Snyder was blunt about what the first month looked like: ‘It started to look a lot like a meme stock,’ pointing to GameStop and, more recently, Wendy’s as reference points. He expects the stock to dip further, to around $115 per share, which would value SpaceX at roughly $1.5 trillion. Investors who bought in the opening days have little to celebrate. ‘If you bought around the first tick you’re definitely underwater,’ he said.
When SpaceX was added to the Nasdaq 100 index on 7 July, it fell 4.4% on a day the index itself closed down only 1.7%. Samuel Kerr, who heads analysis of equity capital markets for Mergermarket, put it plainly: ‘If you bought in the first few days, you’re not very happy right now.’
What Morgan Stanley Sees That the Market Doesn’t
The Cursor acquisition offered a brief glimpse of how Musk intends to use a public currency. SpaceX had first secured the right to acquire Cursor in April, according to Yahoo Finance, with an option to either pay $60 billion for the company or $10 billion for their joint work. On 16 June, when SpaceX shares were surging, the company formalised the $60 billion all-stock merger agreement. CNBC reported that shares gained roughly 16% that day, briefly making SpaceX the fourth most valuable company in the United States.
The deal structure has an additional wrinkle. According to a regulatory filing, the merger consideration will be based on the volume-weighted average closing price of SpaceX Class A common stock over the seven trading days immediately preceding closing, with the deal expected to complete in the third quarter of 2026, subject to regulatory approval. Kerr called the timing of the announcement ‘a level of market sophistication that almost no other issuer has.’

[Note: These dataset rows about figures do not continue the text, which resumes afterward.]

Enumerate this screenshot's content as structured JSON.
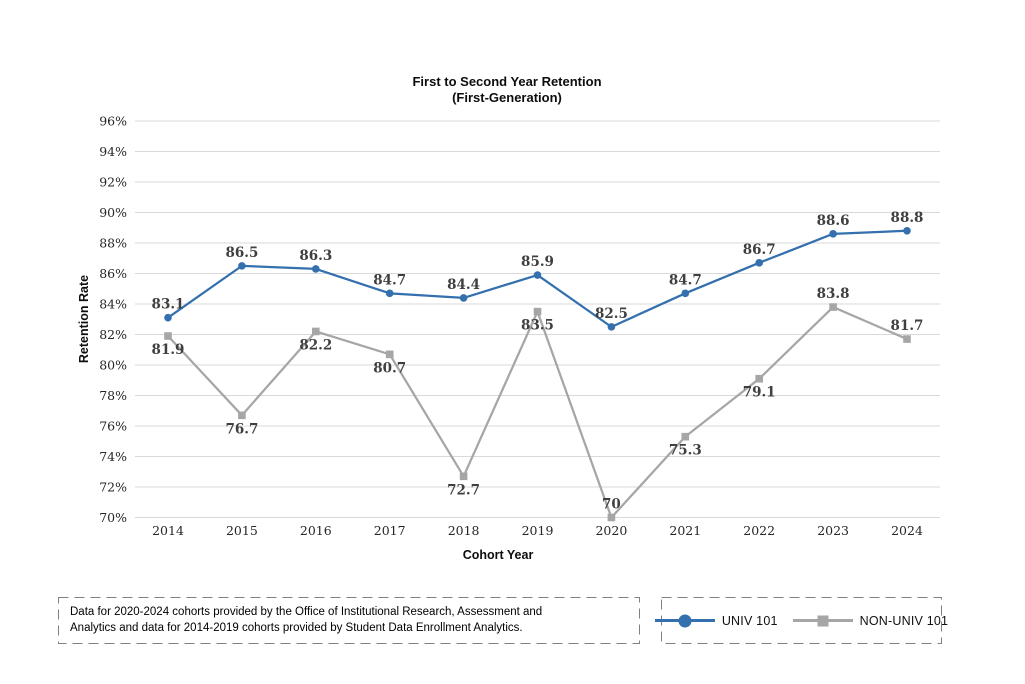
{
  "title": {
    "line1": "First to Second Year Retention",
    "line2": "(First-Generation)"
  },
  "chart_data": {
    "type": "line",
    "x": [
      2014,
      2015,
      2016,
      2017,
      2018,
      2019,
      2020,
      2021,
      2022,
      2023,
      2024
    ],
    "series": [
      {
        "name": "UNIV 101",
        "color": "#3470AE",
        "marker": "circle",
        "values": [
          83.1,
          86.5,
          86.3,
          84.7,
          84.4,
          85.9,
          82.5,
          84.7,
          86.7,
          88.6,
          88.8
        ],
        "label_positions": [
          "above",
          "above",
          "above",
          "above",
          "above",
          "above",
          "above",
          "above",
          "above",
          "above",
          "above"
        ]
      },
      {
        "name": "NON-UNIV 101",
        "color": "#A6A6A6",
        "marker": "square",
        "values": [
          81.9,
          76.7,
          82.2,
          80.7,
          72.7,
          83.5,
          70,
          75.3,
          79.1,
          83.8,
          81.7
        ],
        "label_positions": [
          "below",
          "below",
          "below",
          "below",
          "below",
          "below",
          "above",
          "below",
          "below",
          "above",
          "above"
        ]
      }
    ],
    "xlabel": "Cohort Year",
    "ylabel": "Retention Rate",
    "ylim": [
      70,
      96
    ],
    "ytick_step": 2,
    "ytick_suffix": "%",
    "grid": "horizontal",
    "gridline_color": "#D9D9D9",
    "data_label_color": "#3F3F3F",
    "tick_label_color": "#262626",
    "legend_position": "bottom-right"
  },
  "footnote": {
    "line1": "Data for 2020-2024 cohorts provided by the Office of Institutional Research, Assessment and",
    "line2": "Analytics and data for 2014-2019 cohorts provided by Student Data Enrollment Analytics."
  },
  "legend": {
    "items": [
      {
        "label": "UNIV 101",
        "marker": "circle"
      },
      {
        "label": "NON-UNIV 101",
        "marker": "square"
      }
    ]
  }
}
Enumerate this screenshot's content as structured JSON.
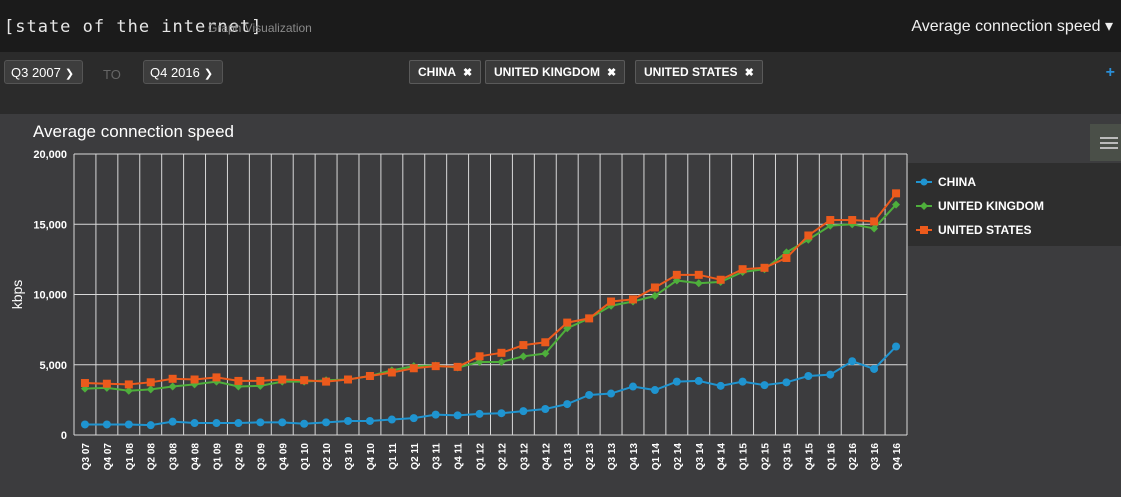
{
  "header": {
    "brand": "[state of the internet]",
    "subtitle": "Graph Visualization",
    "metric": "Average connection speed",
    "metric_chevron": "▾"
  },
  "filters": {
    "from": "Q3 2007",
    "to_label": "TO",
    "to": "Q4 2016",
    "chips": [
      "CHINA",
      "UNITED KINGDOM",
      "UNITED STATES"
    ],
    "add": "+"
  },
  "colors": {
    "china": "#1f94d0",
    "uk": "#4eaf3b",
    "us": "#ec5a1c"
  },
  "chart_data": {
    "type": "line",
    "title": "Average connection speed",
    "xlabel": "",
    "ylabel": "kbps",
    "ylim": [
      0,
      20000
    ],
    "yticks": [
      0,
      5000,
      10000,
      15000,
      20000
    ],
    "ytick_labels": [
      "0",
      "5,000",
      "10,000",
      "15,000",
      "20,000"
    ],
    "grid": true,
    "legend_position": "right",
    "categories": [
      "Q3 07",
      "Q4 07",
      "Q1 08",
      "Q2 08",
      "Q3 08",
      "Q4 08",
      "Q1 09",
      "Q2 09",
      "Q3 09",
      "Q4 09",
      "Q1 10",
      "Q2 10",
      "Q3 10",
      "Q4 10",
      "Q1 11",
      "Q2 11",
      "Q3 11",
      "Q4 11",
      "Q1 12",
      "Q2 12",
      "Q3 12",
      "Q4 12",
      "Q1 13",
      "Q2 13",
      "Q3 13",
      "Q4 13",
      "Q1 14",
      "Q2 14",
      "Q3 14",
      "Q4 14",
      "Q1 15",
      "Q2 15",
      "Q3 15",
      "Q4 15",
      "Q1 16",
      "Q2 16",
      "Q3 16",
      "Q4 16"
    ],
    "series": [
      {
        "name": "CHINA",
        "key": "china",
        "marker": "circle",
        "values": [
          750,
          750,
          750,
          700,
          950,
          850,
          850,
          850,
          900,
          900,
          800,
          900,
          1000,
          1000,
          1100,
          1200,
          1450,
          1400,
          1500,
          1550,
          1700,
          1850,
          2200,
          2850,
          2950,
          3450,
          3200,
          3800,
          3850,
          3500,
          3800,
          3550,
          3750,
          4200,
          4300,
          5250,
          4700,
          6300
        ]
      },
      {
        "name": "UNITED KINGDOM",
        "key": "uk",
        "marker": "diamond",
        "values": [
          3300,
          3350,
          3150,
          3250,
          3450,
          3600,
          3800,
          3450,
          3500,
          3800,
          3800,
          3900,
          3950,
          4200,
          4600,
          4900,
          4950,
          4800,
          5200,
          5200,
          5600,
          5800,
          7600,
          8300,
          9200,
          9500,
          9900,
          11000,
          10800,
          10900,
          11600,
          11800,
          13000,
          13900,
          14900,
          15000,
          14700,
          16400
        ]
      },
      {
        "name": "UNITED STATES",
        "key": "us",
        "marker": "square",
        "values": [
          3700,
          3650,
          3600,
          3750,
          4000,
          3950,
          4100,
          3850,
          3850,
          3950,
          3900,
          3800,
          3950,
          4200,
          4450,
          4750,
          4900,
          4850,
          5600,
          5850,
          6400,
          6600,
          8000,
          8300,
          9500,
          9650,
          10500,
          11400,
          11400,
          11050,
          11800,
          11900,
          12600,
          14200,
          15300,
          15300,
          15200,
          17200
        ]
      }
    ]
  }
}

Against that backdrop, Morgan Stanley’s initiation of coverage carries weight. The bank’s analysts, led by Adam Jonas, set a price target of $300 per share once the 25-day post-IPO quiet period expired, according to Morningstar/MarketWatch. That target implies a market capitalisation of roughly $4 trillion and comes with an Overweight rating. The bank’s bull case is $600 per share, which would imply a market cap of roughly $8 trillion.
The revenue assumptions behind that bull case are staggering. Basenor reported that Morgan Stanley forecasts SpaceX generating $319 billion in revenue by 2030, rising to $3.3 trillion by 2040, with Starlink and terrestrial compute identified as the twin growth engines. Musk himself has projected $1 trillion in yearly revenue by 2030. SpaceX reported $18 billion in revenue last year: Musk’s figure is roughly 55 times that.
My read is that none of this is necessarily wrong. It may simply be early. SpaceX currently operates at a loss, and its first public earnings report, expected in early August, will coincide with the end of the employee lock-up period, when staff will be free to sell shares received as compensation. More supply hitting the market at the same moment as detailed financials arrives is a setup for volatility in either direction.
Kerr framed the stakes as cleanly as anyone: ‘If SpaceX can do all the things it says it will do, yes, investors are sitting on the most valuable company ever. But it’s got a lot of work to do to get there.’ The GPU delivery deadline of 30 September and the August earnings report together form the first real test of whether the AI story holds.